01-28-2013 10:40 AM
In the attached file, the expected resultant after Round to -Infinity is 10 but what LabVIEW gives is 9. Does anyone know why?
I have divided 1.66 by 0.166 which is 10 and rounding it to -infinity should give 10. But LabVIEW gives 9.
Solved! Go to Solution.
01-28-2013 10:46 AM - edited 01-28-2013 10:47 AM
Hi Ajay,
another one with no background on floating point precision... 😄
Please consult Wikipedia on that topic!
When setting your controls to show 20 digits instead just 3 you would see that:
I removed the rounding function to show the full result. I would consider the result correct, after rounding down you get 9...
01-28-2013 10:46 AM
The problem is rounding error in the numeric representation. The thing to rememeber is that floating point representations are approximations, so while the actual result of the calulation is 10, you can't actually represent 10 exactly as a floating point number. While the indicator may say 10, internally the representation of the answer is something like 9.999999999999999 - which is very, very close to 10, but when you go to round it still gets rounded down.

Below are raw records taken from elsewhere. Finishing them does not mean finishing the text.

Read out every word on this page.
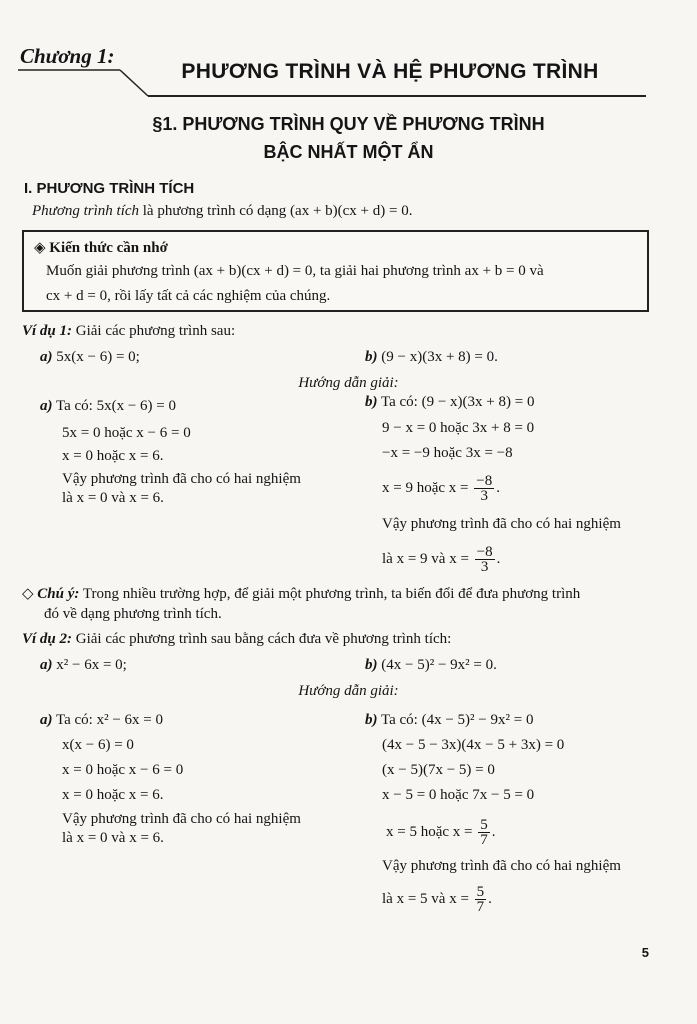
Chương 1:
PHƯƠNG TRÌNH VÀ HỆ PHƯƠNG TRÌNH
§1. PHƯƠNG TRÌNH QUY VỀ PHƯƠNG TRÌNH
BẬC NHẤT MỘT ẨN
I. PHƯƠNG TRÌNH TÍCH
Phương trình tích là phương trình có dạng (ax + b)(cx + d) = 0.
◈ Kiến thức cần nhớ
Muốn giải phương trình (ax + b)(cx + d) = 0, ta giải hai phương trình ax + b = 0 và
cx + d = 0, rồi lấy tất cả các nghiệm của chúng.
Ví dụ 1: Giải các phương trình sau:
a) 5x(x − 6) = 0;	b) (9 − x)(3x + 8) = 0.
Hướng dẫn giải:
a) Ta có: 5x(x − 6) = 0
5x = 0 hoặc x − 6 = 0
x = 0 hoặc x = 6.
Vậy phương trình đã cho có hai nghiệm
là x = 0 và x = 6.
b) Ta có: (9 − x)(3x + 8) = 0
9 − x = 0 hoặc 3x + 8 = 0
−x = −9 hoặc 3x = −8
x = 9 hoặc $x = \frac{-8}{3}$ .
Vậy phương trình đã cho có hai nghiệm
là x = 9 và $x = \frac{-8}{3}$ .
◇ Chú ý: Trong nhiều trường hợp, để giải một phương trình, ta biến đổi để đưa phương trình
đó về dạng phương trình tích.
Ví dụ 2: Giải các phương trình sau bằng cách đưa về phương trình tích:
a) x² − 6x = 0;	b) (4x − 5)² − 9x² = 0.
Hướng dẫn giải:
a) Ta có: x² − 6x = 0
x(x − 6) = 0
x = 0 hoặc x − 6 = 0
x = 0 hoặc x = 6.
Vậy phương trình đã cho có hai nghiệm
là x = 0 và x = 6.
b) Ta có: (4x − 5)² − 9x² = 0
(4x − 5 − 3x)(4x − 5 + 3x) = 0
(x − 5)(7x − 5) = 0
x − 5 = 0 hoặc 7x − 5 = 0
x = 5 hoặc $x = \frac{5}{7}$ .
Vậy phương trình đã cho có hai nghiệm
là x = 5 và $x = \frac{5}{7}$ .
5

This is not a problem with LV, it's inherent in floating point representations.
Mike...
01-28-2013 10:48 AM
Wow! I was just guessing and I was only 0.00000000000000122 off!
Mike...
01-28-2013 10:48 AM - edited 01-28-2013 10:50 AM
This is likely a floating point issue. Due to a limited amount of accuracy, the result is actually coming out to 9.99999999999999822, which rounds down to 9.